2.2 模型搭建与训练

BERT分类模型搭建¶

学习目标¶

掌握基于BERT的分类模型搭建的代码实现.
掌握迁移学习模型的训练, 测试, 评估的代码实现.

BERT模型搭建¶

本项目中BERT模型搭建的步骤如下:
- 第一步: 编写两个模型类的代码
- 第二步: 编写训练函数,测试函数,评估函数
- 第三步: 编写运行主函数

第一步: 编写两个模型类的代码¶

迁移学习预训练模型采用BERT, 类的代码路径为/home/ec2-user/toutiao/src/models/bert.py
- 第一步: 实现Config类代码.
- 第二步: 实现Model类代码.

第一步: 实现Config类代码.

# coding: UTF-8
import torch
import torch.nn as nn
import os
from transformers import BertModel, BertTokenizer, BertConfig


class Config(object):
    def __init__(self, dataset):
        self.model_name = "bert"
        self.data_path = "/home/ec2-user/toutiao/data/data/"
        self.train_path = self.data_path + "train.txt"  # 训练集
        self.dev_path = self.data_path + "dev.txt"  # 验证集
        self.test_path = self.data_path + "test.txt"  # 测试集
        self.class_list = [
            x.strip() for x in open(self.data_path + "class.txt").readlines()
        ]  # 类别名单
        self.save_path = '/home/ec2-user/toutiao/src/saved_dict'
        if not os.path.exists(self.save_path):
            os.mkdir(self.save_path)
        self.save_path += "/" + self.model_name + ".pt"  # 模型训练结果
        self.device = torch.device("cuda" if torch.cuda.is_available() else "cpu")  # 设备

        self.require_improvement = 1000  # 若超过1000batch效果还没提升，则提前结束训练
        self.num_classes = len(self.class_list)  # 类别数
        self.num_epochs = 3  # epoch数
        self.batch_size = 128  # mini-batch大小
        self.pad_size = 32  # 每句话处理成的长度(短填长切)
        self.learning_rate = 5e-5  # 学习率
        self.bert_path = "/home/ec2-user/toutiao/data/bert_pretrain"
        self.tokenizer = BertTokenizer.from_pretrained(self.bert_path)
        self.bert_config = BertConfig.from_pretrained(self.bert_path + '/bert_config.json')
        self.hidden_size = 768

第二步: 实现Model类代码.

class Model(nn.Module):
    def __init__(self, config):
        super(Model, self).__init__()
        self.bert = BertModel.from_pretrained(config.bert_path, config=config.bert_config)

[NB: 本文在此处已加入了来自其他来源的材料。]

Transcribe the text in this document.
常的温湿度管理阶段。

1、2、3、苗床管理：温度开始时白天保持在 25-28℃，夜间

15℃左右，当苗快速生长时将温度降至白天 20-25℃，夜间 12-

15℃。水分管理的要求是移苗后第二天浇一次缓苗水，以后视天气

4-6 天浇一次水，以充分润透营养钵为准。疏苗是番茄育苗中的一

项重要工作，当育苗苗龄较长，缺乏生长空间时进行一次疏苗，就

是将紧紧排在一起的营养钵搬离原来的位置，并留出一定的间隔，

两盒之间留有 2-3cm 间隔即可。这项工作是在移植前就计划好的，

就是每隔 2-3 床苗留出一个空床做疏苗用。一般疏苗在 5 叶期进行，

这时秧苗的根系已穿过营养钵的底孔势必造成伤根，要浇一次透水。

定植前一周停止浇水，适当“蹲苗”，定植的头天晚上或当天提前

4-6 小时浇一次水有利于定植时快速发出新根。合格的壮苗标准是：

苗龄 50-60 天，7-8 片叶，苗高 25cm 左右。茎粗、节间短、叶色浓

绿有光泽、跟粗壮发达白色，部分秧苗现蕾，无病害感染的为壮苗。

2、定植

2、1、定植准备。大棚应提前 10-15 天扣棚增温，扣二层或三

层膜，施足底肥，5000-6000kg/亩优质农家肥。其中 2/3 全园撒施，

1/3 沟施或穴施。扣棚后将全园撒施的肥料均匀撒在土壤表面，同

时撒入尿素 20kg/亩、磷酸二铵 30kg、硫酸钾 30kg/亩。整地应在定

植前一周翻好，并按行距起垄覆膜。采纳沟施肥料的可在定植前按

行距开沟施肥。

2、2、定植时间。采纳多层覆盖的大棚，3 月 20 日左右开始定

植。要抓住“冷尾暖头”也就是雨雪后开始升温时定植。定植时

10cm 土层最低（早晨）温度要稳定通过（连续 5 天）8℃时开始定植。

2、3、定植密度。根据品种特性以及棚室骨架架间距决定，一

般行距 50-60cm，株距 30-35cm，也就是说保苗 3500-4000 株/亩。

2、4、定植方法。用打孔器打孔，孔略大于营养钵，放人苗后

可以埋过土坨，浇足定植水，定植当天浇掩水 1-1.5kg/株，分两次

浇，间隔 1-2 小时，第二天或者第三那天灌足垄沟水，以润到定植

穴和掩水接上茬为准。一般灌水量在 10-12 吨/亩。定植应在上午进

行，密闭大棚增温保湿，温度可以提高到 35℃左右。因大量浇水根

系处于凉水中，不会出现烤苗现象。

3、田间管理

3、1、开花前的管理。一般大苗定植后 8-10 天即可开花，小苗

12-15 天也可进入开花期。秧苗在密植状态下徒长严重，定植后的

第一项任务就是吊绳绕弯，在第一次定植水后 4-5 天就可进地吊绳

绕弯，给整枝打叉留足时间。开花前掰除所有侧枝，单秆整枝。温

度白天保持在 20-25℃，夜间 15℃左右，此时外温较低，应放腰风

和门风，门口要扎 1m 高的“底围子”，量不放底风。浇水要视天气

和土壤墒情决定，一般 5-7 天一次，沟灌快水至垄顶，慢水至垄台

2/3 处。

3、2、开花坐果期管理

        self.fc = nn.Linear(config.hidden_size, config.num_classes)

    def forward(self, x):
        # 输入的句子
        context = x[0]
        # 对padding部分进行mask, 和句子一个size, padding部分用0表示, 比如[1, 1, 1, 1, 0, 0]
        mask = x[2]

        _, pooled = self.bert(context, attention_mask=mask)
        out = self.fc(pooled)

        return out

第二步: 编写训练函数,测试函数,评估函数¶

这3个函数共同编写在一个代码文件中: /home/ec2-user/toutiao/src/train_eval.py
- 第1步: 导入相关工具包.
- 第2步: 编写训练函数.
- 第3步: 编写测试函数.
- 第4步: 编写验证函数.

第1步: 导入相关工具包.

# coding: UTF-8
import numpy as np
import torch
import torch.nn as nn
import torch.nn.functional as F
from sklearn import metrics
import time
from utils import get_time_dif
from transformers.optimization import AdamW
from tqdm import tqdm
import math
import logging

第2步: 编写训练函数.

def loss_fn(outputs, labels):
    return nn.CrossEntropyLoss()(outputs, labels)

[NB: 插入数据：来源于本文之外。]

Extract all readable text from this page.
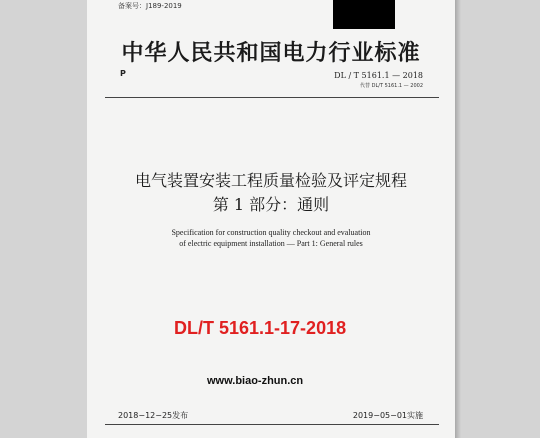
备案号：J189-2019
中华人民共和国电力行业标准
P	DL / T 5161.1 — 2018
代替 DL/T 5161.1 — 2002
电气装置安装工程质量检验及评定规程
第 1 部分：通则
Specification for construction quality checkout and evaluation
of electric equipment installation — Part 1: General rules
DL/T 5161.1-17-2018
www.biao-zhun.cn
2018−12−25发布	2019−05−01实施
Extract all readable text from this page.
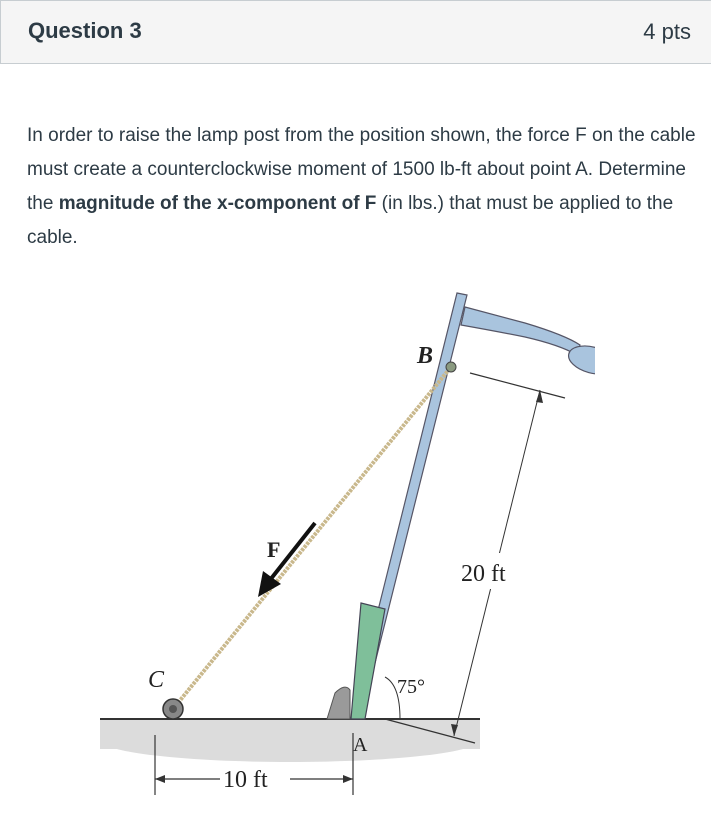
Question 3	4 pts
In order to raise the lamp post from the position shown, the force F on the cable must create a counterclockwise moment of 1500 lb-ft about point A. Determine the magnitude of the x-component of F (in lbs.) that must be applied to the cable.
B
F
C
A
20 ft
75°
10 ft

def train(config, model, train_iter, dev_iter):
    start_time = time.time()
    param_optimizer = list(model.named_parameters())
    no_decay = ["bias", "LayerNorm.bias", "LayerNorm.weight"]
    optimizer_grouped_parameters = [
        {
            "params": [p for n, p in param_optimizer if not any(nd in n for nd in no_decay)],
            "weight_decay": 0.01
        },
        {
            "params": [p for n, p in param_optimizer if any(nd in n for nd in no_decay)],
            "weight_decay": 0.0
        }]

    optimizer = AdamW(optimizer_grouped_parameters, lr=config.learning_rate)
    total_batch = 0  # 记录进行到多少batch
    dev_best_loss = float("inf")
    last_improve = 0  # 记录上次验证集loss下降的batch数
    flag = False  # 记录是否很久没有效果提升

    model.train()
    for epoch in range(config.num_epochs):
        total_batch = 0
        print("Epoch [{}/{}]".format(epoch + 1, config.num_epochs))
        for i, (trains, labels) in enumerate(tqdm(train_iter)):
            outputs = model(trains)

            model.zero_grad()
            loss = loss_fn(outputs, labels)
            loss.backward()
            optimizer.step()

            if total_batch % 200 == 0 and total_batch != 0:
                # 每多少轮输出在训练集和验证集上的效果
                true = labels.data.cpu()
                predic = torch.max(outputs.data, 1)[1].cpu()
                train_acc = metrics.accuracy_score(true, predic)
                dev_acc, dev_loss = evaluate(config, model, dev_iter)
                if dev_loss < dev_best_loss:
                    dev_best_loss = dev_loss
                    torch.save(model.state_dict(), config.save_path)
                    improve = "*"
                    last_improve = total_batch
                else:
                    improve = ""
                time_dif = get_time_dif(start_time)
                msg = "Iter: {0:>6},  Train Loss: {1:>5.2},  Train Acc: {2:>6.2%},  Val Loss: {3:>5.2},  Val Acc: {4:>6.2%},  Time: {5} {6}"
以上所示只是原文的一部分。